South Korean activist

Subin Park (born 1988 or 1989) is a South Korean accessibility activist and co-founder of the Stair Crusher Club, a non-profit project which collects and shares information on the wheelchair-friendliness of places in South Korea. She was included in the BBC's 100 Women of 2024 for her work with the Stair Crusher Club.

== Biography ==
Subin Park was born in South Korea. At the age of five, Park began using a wheelchair due to a traffic accident. Park studied Business Administration at Seoul National University. In 2008, she graduated with a distinction. While studying, she undertook an exchange semester at the University of Toronto. From 2019 to 2021, Park completed a postgraduate degree at the Oxford Internet Institute where she researched Europe's digital platform economy. Park worked for Tada, a ride-hailing service, where she oversaw service planning.

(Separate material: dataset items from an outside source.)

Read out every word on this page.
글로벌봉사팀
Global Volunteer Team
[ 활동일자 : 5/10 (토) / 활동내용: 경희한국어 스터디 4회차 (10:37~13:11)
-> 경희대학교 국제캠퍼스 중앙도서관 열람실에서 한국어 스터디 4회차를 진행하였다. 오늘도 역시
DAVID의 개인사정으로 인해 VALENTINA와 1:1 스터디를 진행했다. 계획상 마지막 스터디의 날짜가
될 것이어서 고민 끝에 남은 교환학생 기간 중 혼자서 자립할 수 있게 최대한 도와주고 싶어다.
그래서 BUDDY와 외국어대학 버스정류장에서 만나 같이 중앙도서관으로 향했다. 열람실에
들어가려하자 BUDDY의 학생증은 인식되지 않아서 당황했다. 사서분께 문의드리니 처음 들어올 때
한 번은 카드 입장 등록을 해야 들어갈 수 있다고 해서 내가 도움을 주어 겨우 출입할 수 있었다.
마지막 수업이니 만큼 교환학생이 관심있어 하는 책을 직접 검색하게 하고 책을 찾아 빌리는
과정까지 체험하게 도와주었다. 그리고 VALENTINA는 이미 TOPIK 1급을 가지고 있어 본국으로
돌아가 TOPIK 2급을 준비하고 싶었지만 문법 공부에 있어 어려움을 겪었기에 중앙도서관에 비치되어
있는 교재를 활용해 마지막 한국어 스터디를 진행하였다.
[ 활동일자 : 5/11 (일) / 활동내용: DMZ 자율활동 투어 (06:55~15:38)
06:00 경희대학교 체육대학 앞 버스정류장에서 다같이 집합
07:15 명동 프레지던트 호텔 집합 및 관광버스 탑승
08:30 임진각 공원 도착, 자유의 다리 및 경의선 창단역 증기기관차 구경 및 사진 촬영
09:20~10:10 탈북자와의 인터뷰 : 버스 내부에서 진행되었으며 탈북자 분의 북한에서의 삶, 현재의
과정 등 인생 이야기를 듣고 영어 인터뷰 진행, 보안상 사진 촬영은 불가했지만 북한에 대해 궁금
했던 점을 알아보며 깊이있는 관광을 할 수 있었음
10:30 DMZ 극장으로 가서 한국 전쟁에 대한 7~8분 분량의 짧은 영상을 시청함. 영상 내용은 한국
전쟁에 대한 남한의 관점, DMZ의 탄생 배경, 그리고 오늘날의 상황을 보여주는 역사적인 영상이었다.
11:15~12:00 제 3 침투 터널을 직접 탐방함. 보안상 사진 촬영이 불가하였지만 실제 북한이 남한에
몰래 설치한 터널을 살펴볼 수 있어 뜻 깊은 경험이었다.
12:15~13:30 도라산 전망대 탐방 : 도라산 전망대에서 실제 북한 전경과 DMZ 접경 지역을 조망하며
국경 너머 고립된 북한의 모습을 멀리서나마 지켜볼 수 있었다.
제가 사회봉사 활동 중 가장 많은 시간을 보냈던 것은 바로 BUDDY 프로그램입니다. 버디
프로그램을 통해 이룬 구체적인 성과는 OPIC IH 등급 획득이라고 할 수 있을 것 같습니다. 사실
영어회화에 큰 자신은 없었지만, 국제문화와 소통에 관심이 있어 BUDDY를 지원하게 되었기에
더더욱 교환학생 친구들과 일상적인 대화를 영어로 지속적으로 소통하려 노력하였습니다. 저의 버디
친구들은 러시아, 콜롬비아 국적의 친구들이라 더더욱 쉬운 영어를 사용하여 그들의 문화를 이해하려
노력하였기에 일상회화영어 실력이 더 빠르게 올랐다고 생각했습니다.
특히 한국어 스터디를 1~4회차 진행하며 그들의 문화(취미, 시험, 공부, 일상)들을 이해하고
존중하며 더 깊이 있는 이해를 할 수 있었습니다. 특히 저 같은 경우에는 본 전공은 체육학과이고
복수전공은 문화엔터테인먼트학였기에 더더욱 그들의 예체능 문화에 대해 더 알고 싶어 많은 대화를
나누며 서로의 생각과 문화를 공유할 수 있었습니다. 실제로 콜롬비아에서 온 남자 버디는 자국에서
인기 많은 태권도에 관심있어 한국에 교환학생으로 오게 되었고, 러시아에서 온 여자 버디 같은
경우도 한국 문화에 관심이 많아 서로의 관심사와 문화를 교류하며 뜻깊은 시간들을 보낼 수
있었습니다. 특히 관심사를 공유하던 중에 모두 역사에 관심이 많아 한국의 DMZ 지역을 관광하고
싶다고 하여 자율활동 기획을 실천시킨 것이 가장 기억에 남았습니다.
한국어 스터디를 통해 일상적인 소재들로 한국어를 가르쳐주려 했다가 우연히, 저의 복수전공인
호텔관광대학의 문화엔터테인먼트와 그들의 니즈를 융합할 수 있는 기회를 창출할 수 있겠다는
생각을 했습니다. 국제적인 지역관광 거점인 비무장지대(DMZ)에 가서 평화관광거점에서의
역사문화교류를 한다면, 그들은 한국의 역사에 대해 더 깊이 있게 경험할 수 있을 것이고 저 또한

== The Stair Crusher Club ==
While working at Tada, Park and her co-worker Dae-ho Lee began working on the Stair Crusher Club as a side-project. After struggling to find places to eat due to venues not being wheelchair-friendly, Park and Lee started gathering information on the wheelchair-friendliness of places in Seongnam, since they both lived there at the time. After leaving Tada in 2023, they launched the Stair Crusher Club as an independent company.

14,000 locations across South Korea have been audited for accessibility by the Stair Crusher Club with the help of over 2,000 contributors.